Une question que certain refusent de se poser. Par exemple quand L’Humanité, le journal du PCF, affirme que le problème ce n’est pas, comme je le pointe, la Charte d’Amiens à laquelle se réfèrent les syndicats pour refuser toute action commune avec les forces politiques. Pour le journal du PCF, le problème c’est que je prônerai un « tous derrière Mélenchon »… Ce pauvre coup de pied de l’âne est présentée avec des guillemets sous couvert d’une source syndicale anonyme. La totale : la ligne « tout sauf Mélenchon » de la direction du PCF appuyée par une source syndicale « anonyme » totalement bidon ! Le journal fondé par Jaurès transformé en courroie de transmission !

Mais la manie des autres commentateurs de psychologiser tout choix politique jusqu’au ridicule est-elle un calcul conscient ? Pas sûr. Je crois qu’il faut aussi tenir compte de l’inculture politique désormais dominante. Comme certains passent d’un plateau à l’autre, ils n’ont ni le temps de lire ni de préparer. Ils répètent donc de l’un à l’autre, sans vérifier, jusqu’à la nausée. Ainsi quand j’ai analysé les raisons pour lesquelles « pour l’instant, Macron a le point » ils ne comprennent pas ce que je dis. Ils ne se souviennent pas que j’ai dit la même chose à TF1 quinze jours plus tôt. Naturellement ils ne lisent souvent rien. Donc ils n’ont pas pu connaître mon raisonnement pourtant en ligne depuis une semaine avec mon post hebdomadaire. Certes, mes post sont longs. Mais précisément ils sont aussi présentés par chapitres de 5000 signes présentés séparément pour faciliter la lecture. Encore faut-il lire ! Et quand j’explique de nouveau mon analyse, en la détaillant comme je l’ai fait la semaine passée ici même, ils restent encore scotchés dans leur psychologie à deux balles, passant à côté d’un débat qui est pourtant au cœur de notre famille politique : celui de la disjonction du politique et du syndical.

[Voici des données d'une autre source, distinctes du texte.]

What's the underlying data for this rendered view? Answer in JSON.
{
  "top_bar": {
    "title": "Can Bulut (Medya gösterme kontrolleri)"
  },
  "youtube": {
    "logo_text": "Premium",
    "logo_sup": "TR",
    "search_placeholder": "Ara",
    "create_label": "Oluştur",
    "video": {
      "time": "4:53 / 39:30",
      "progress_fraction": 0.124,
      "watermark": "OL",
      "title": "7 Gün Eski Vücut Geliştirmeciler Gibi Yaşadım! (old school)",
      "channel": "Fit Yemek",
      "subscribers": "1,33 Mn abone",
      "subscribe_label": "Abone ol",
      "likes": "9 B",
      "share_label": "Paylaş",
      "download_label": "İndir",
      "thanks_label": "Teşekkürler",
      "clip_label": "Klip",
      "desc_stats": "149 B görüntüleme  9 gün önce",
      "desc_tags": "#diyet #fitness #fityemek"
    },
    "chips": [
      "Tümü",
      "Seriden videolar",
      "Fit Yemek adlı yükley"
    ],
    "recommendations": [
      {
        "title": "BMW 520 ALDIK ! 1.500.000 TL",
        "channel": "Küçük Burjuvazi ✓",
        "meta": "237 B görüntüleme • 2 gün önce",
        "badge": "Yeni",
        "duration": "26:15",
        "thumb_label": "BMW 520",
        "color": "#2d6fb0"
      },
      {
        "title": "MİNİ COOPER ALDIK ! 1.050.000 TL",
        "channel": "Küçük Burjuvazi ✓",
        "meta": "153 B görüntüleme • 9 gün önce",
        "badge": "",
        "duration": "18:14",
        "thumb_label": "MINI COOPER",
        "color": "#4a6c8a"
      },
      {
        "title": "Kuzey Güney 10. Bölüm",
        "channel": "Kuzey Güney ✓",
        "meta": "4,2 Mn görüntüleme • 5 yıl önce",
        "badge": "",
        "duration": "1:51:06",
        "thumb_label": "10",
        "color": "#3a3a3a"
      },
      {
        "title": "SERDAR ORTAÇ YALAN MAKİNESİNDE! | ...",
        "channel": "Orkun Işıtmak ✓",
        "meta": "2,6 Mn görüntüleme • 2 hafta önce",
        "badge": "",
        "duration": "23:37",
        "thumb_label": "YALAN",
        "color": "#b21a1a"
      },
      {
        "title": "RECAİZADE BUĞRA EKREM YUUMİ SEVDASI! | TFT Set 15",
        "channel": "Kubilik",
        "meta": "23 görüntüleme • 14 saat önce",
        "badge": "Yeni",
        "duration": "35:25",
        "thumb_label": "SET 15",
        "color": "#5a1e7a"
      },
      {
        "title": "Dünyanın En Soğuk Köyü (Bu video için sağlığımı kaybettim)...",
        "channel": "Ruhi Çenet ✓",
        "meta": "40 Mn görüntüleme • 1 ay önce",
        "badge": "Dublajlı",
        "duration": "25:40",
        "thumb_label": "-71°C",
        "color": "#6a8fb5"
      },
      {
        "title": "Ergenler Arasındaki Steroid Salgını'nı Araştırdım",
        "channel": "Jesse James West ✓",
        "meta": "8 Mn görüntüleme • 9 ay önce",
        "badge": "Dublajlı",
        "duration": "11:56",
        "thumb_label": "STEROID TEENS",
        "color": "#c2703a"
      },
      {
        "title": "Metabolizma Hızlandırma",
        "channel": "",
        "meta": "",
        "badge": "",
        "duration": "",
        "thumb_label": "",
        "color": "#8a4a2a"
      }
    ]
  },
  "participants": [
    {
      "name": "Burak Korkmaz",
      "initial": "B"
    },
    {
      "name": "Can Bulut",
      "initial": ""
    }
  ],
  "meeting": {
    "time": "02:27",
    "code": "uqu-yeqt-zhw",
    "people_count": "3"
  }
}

J’ai soulevé une question d’ampleur. Celle de la nécessité de réorganiser le champ du rapport de force social. Exception faite de l’organe central du PCF, nombre de gens se posent des questions sur l’état du rapport de force social et sur ses causes. La preuve, quelques jours plus tard, le secrétaire national de la CFDT à son tour s’interroge publiquement sur le sujet dans le journal Libération. Naturellement ses conclusions ne sont pas les miennes, comme on le devine. Mais son diagnostic ne manque pas de gravité. D’ailleurs Libération titre cette interview avec une phrase de Laurent Berger : « les syndicats sont mortels comme les partis politiques ». Pourtant personne ne parlera de la « déprime » du secrétaire national de la CFDT. Et dira-t-on de Laurent Joffrin, chef a Libé, qu’il « a le blues » ou qu’il se mélenchonise dans son édito du même jour, quand il titre « Crise d’identité sociale » à propos de la situation ?

Je veux le citer : « Ce sont les méthodes de lutte, la stratégie qui créent la crise d’identité. L’échec de la protestation contre les lois Pénicaud, qui succède aux déconvenues rencontrées dans le combat contre le projet El Khomri et surtout à la défaite en rase campagne dans la bataille de la réforme des retraites malgré la mobilisation de millions de manifestants, montre que la protestation à la française, défilés de rue nombreux assortis de débrayages plus ou moins massifs, a fait long feu. Elle n’a en tous cas donné aucun résultat tangible depuis une dizaine d’années ». Ici même, ai-je posé un diagnostic très éloigné ? Non. Le même. Encore une fois, la différence porte sur les conclusions que l’on tire de ce constat. C’est normal. C’est sain. Ça s’appelle un débat. C’est ce débat que refusent absolument ceux qui psychologisent l’enjeu sur les plateaux de télé. Soit-il n’y comprennent rien, soit ils en ont peur. Peu importe. Ce débat est pourtant l’urgence pour la cause du peuple au moment où l’offensive libérale déferle. Comme c’est mon devoir, je suis allé plus loin que le constat. J’ai fait une proposition : faire cause commune syndicats, partis et associations pour certaines batailles. Il faut être patients et opiniâtres. Ce débat aura lieu. Et il sera tranché. Car notre capacité d’initiative est intacte et nous entendons bien en faire usage.